Email DrEllie@mailonsunday.co.uk or write to Health, The Mail on Sunday, 2 Derry Street, London, W8 5TT.

Dr. Ellie can only respond in a general context and cannot respond to individual cases or give personal answers.

If you have a health problem, always consult your GP.

If it’s not causing a problem when identified by a doctor, they won’t do much more than monitor the patient regularly.

Most people will not need any additional treatment. However, a bicuspid valve can also cause serious problems because it is more vulnerable to wear and tear than a normal valve. It can become stiff and narrow or too flexible, allowing blood to back up into the heart.

These problems prevent the heart from working properly and cause shortness of breath, chest pains, dizziness and even blackouts.
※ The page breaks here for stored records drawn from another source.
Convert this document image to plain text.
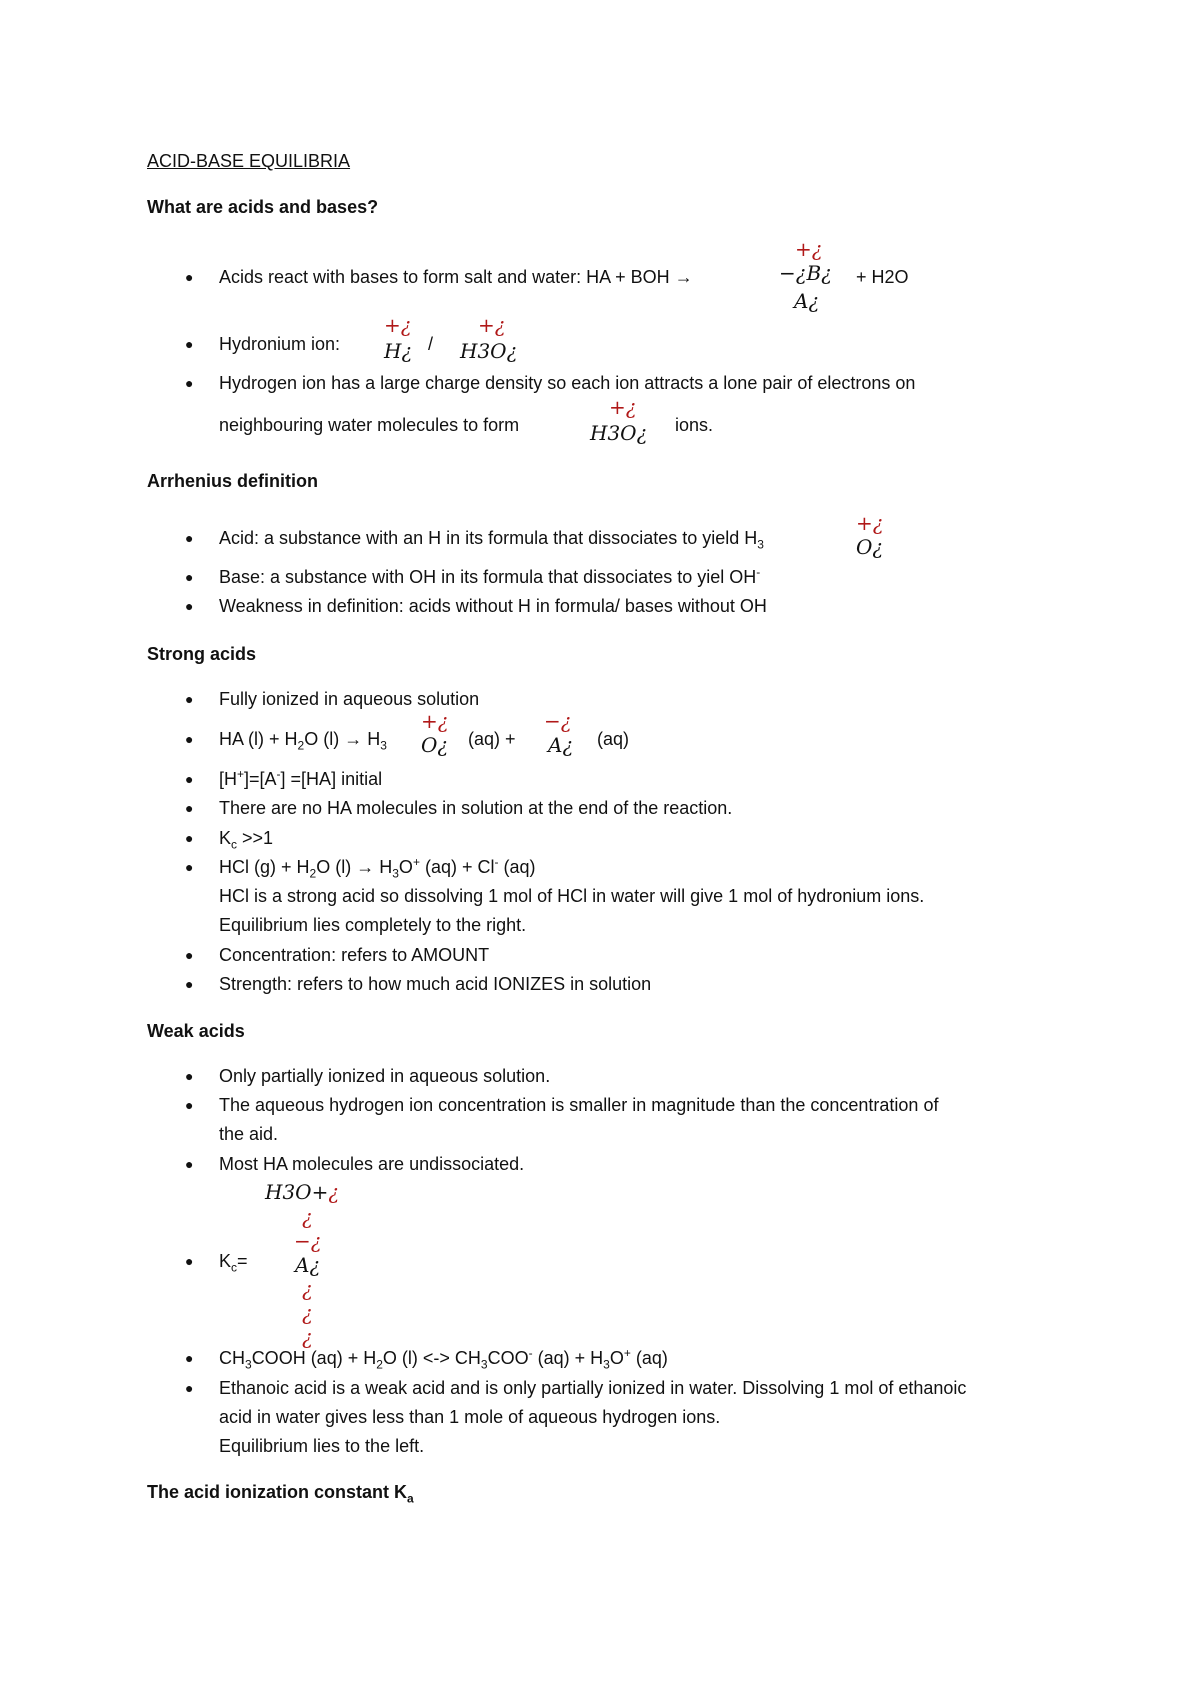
ACID-BASE EQUILIBRIA
What are acids and bases?
● Acids react with bases to form salt and water: HA + BOH →
+¿
−¿B¿
A¿
+ H2O
● Hydronium ion:
+¿
H¿ /
+¿
H3O¿
● Hydrogen ion has a large charge density so each ion attracts a lone pair of electrons on
neighbouring water molecules to form
+¿
H3O¿ ions.
Arrhenius definition
● Acid: a substance with an H in its formula that dissociates to yield $H_3$
+¿
O¿
● Base: a substance with OH in its formula that dissociates to yiel OH-
● Weakness in definition: acids without H in formula/ bases without OH
Strong acids
● Fully ionized in aqueous solution
● HA $(l) + H_2O$ $(l) \to H_3$
+¿
O¿ (aq) +
−¿
A¿ (aq)
● [H+]=[A-] =[HA] initial
● There are no HA molecules in solution at the end of the reaction.
● $K_c >>1$
● HCl $(g) + H_2O$ $(l) \to H_3O^+$ (aq) + Cl- (aq)
HCl is a strong acid so dissolving 1 mol of HCl in water will give 1 mol of hydronium ions.
Equilibrium lies completely to the right.
● Concentration: refers to AMOUNT
● Strength: refers to how much acid IONIZES in solution
Weak acids
● Only partially ionized in aqueous solution.
● The aqueous hydrogen ion concentration is smaller in magnitude than the concentration of
the aid.
● Most HA molecules are undissociated.
H3O+¿
¿
−¿
A¿
¿
¿
¿
● $K_c=$
● $CH_3COOH$ $(aq) + H_2O$ (l) <-> $CH_3COO^-$ $(aq) + H_3O^+$ (aq)
● Ethanoic acid is a weak acid and is only partially ionized in water. Dissolving 1 mol of ethanoic
acid in water gives less than 1 mole of aqueous hydrogen ions.
Equilibrium lies to the left.
The acid ionization constant $K_a$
If there are signs that the valve is degenerating, a specialist will increase the frequency of scans and may eventually suggest a procedure to replace it. But this means complex heart surgery, so it would only be done if deemed absolutely essential.
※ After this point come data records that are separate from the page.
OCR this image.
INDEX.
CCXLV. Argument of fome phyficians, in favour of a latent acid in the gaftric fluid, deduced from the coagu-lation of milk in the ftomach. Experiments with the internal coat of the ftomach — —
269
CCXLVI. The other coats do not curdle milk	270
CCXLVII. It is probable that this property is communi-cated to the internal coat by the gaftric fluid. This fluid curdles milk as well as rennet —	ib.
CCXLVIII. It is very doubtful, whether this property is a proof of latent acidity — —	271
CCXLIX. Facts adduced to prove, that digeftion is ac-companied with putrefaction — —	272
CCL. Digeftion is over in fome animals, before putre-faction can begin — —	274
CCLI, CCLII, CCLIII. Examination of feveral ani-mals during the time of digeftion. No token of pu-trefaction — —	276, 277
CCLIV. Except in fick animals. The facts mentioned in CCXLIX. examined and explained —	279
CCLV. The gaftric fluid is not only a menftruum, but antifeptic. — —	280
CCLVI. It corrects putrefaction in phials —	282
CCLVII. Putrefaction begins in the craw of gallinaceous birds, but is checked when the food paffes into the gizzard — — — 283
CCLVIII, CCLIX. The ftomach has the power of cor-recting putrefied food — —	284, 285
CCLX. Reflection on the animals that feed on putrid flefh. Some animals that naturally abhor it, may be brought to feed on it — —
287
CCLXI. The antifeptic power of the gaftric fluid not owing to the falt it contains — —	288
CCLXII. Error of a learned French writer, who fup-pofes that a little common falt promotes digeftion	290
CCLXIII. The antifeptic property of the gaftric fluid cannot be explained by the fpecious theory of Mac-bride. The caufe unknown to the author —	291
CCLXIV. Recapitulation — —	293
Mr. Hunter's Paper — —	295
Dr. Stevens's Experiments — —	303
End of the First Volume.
Why HRT should not be exceeded

I was alarmed by a letter from a reader last week saying that his private GP had given him “too much” HRT.
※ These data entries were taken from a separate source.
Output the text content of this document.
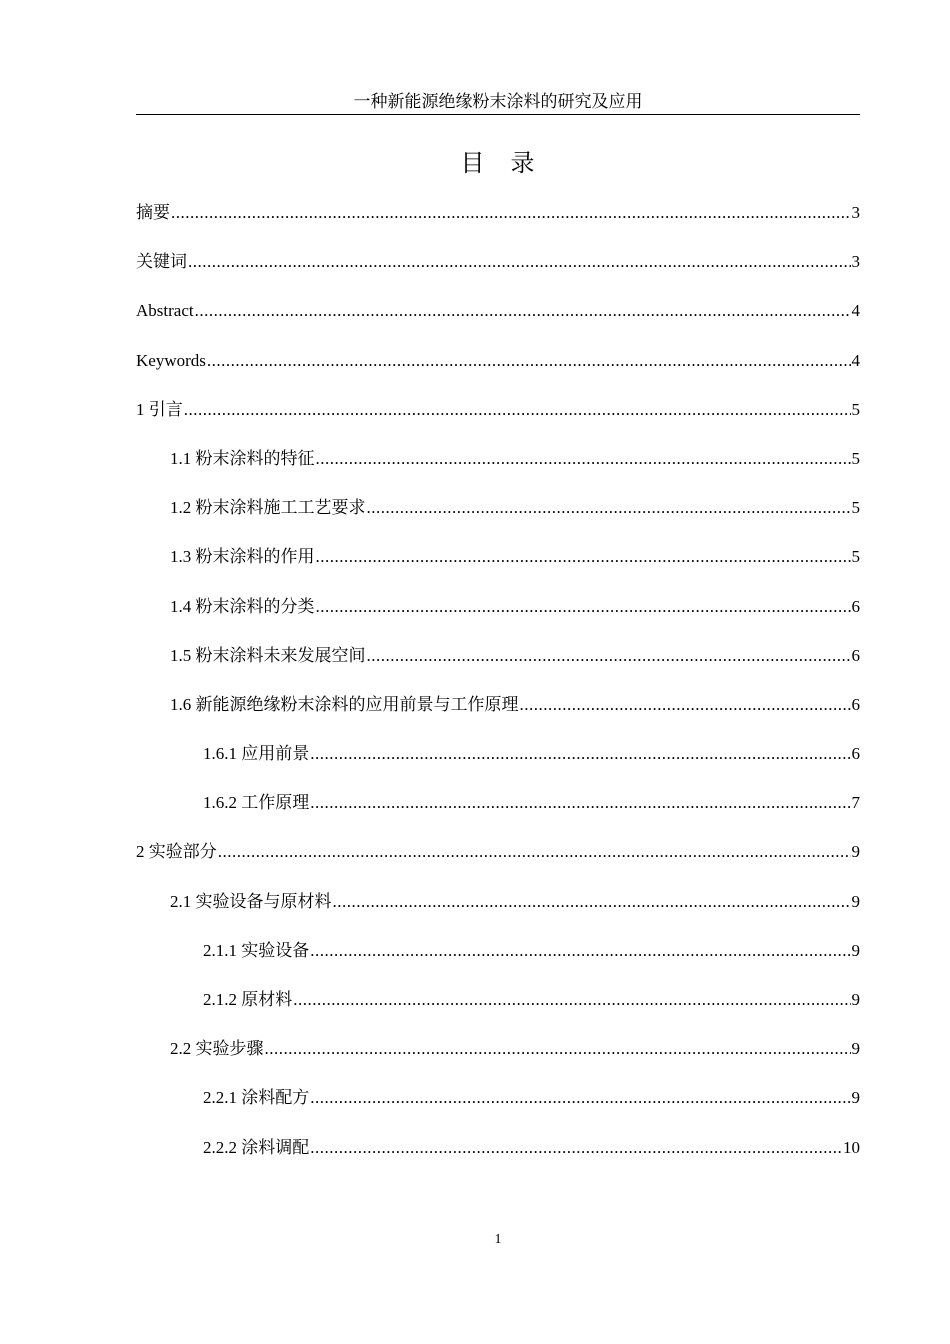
一种新能源绝缘粉末涂料的研究及应用
目　录
摘要 .....	3
关键词 .....	3
Abstract .....	4
Keywords .....	4
1 引言 .....	5
1.1 粉末涂料的特征 .....	5
1.2 粉末涂料施工工艺要求 .....	5
1.3 粉末涂料的作用 .....	5
1.4 粉末涂料的分类 .....	6
1.5 粉末涂料未来发展空间 .....	6
1.6 新能源绝缘粉末涂料的应用前景与工作原理 .....	6
1.6.1 应用前景 .....	6
1.6.2 工作原理 .....	7
2 实验部分 .....	9
2.1 实验设备与原材料 .....	9
2.1.1 实验设备 .....	9
2.1.2 原材料 .....	9
2.2 实验步骤 .....	9
2.2.1 涂料配方 .....	9
2.2.2 涂料调配 .....	10
1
When the prescribed dose failed to deal with her hot flashes and insomnia, the doctor told her to use double the amount of medicine. That still didn’t work, so the doctor added another drug and then increased the dose.

At this time the patient was suffering from chest pain, cramps, bloating, nausea and headaches.

“I felt poisoned,” she wrote.

That does not surprise me. High doses of female hormones can trigger a number of serious side effects, and taking larger than normal amounts is not recommended.

He reduced the dose, found everything improved, and never went back to the doctor.

Has anyone else had a similar experience? Write me and let me know.

Dr Ellie Cannon was contacted by a reader who claimed a doctor had given her ‘too much HRT’ (stock image)

Let me know if you can’t contact your GP online

Is the seemingly unstoppable push to move all GP services online making you anxious? Do you think that without a smartphone, you will end up not being able to access vital healthcare services? I know there are many of you out there, because I get letters from readers all the time saying so.

An estimated one in ten Brits struggle with internet-based services, so GP surgeries these days can be a whole new world for some patients, with apps, texts and websites used for everything , from recipes to appointment reminders.

I’m afraid it will become more and more difficult for those who can’t connect.

Your GP should be able to give advice, help and support in learning how to get online, if you say you’re having trouble getting online. But I worry that there are people who are missing out.

If this is you, please write to me and let me know – I want to try to help find a solution.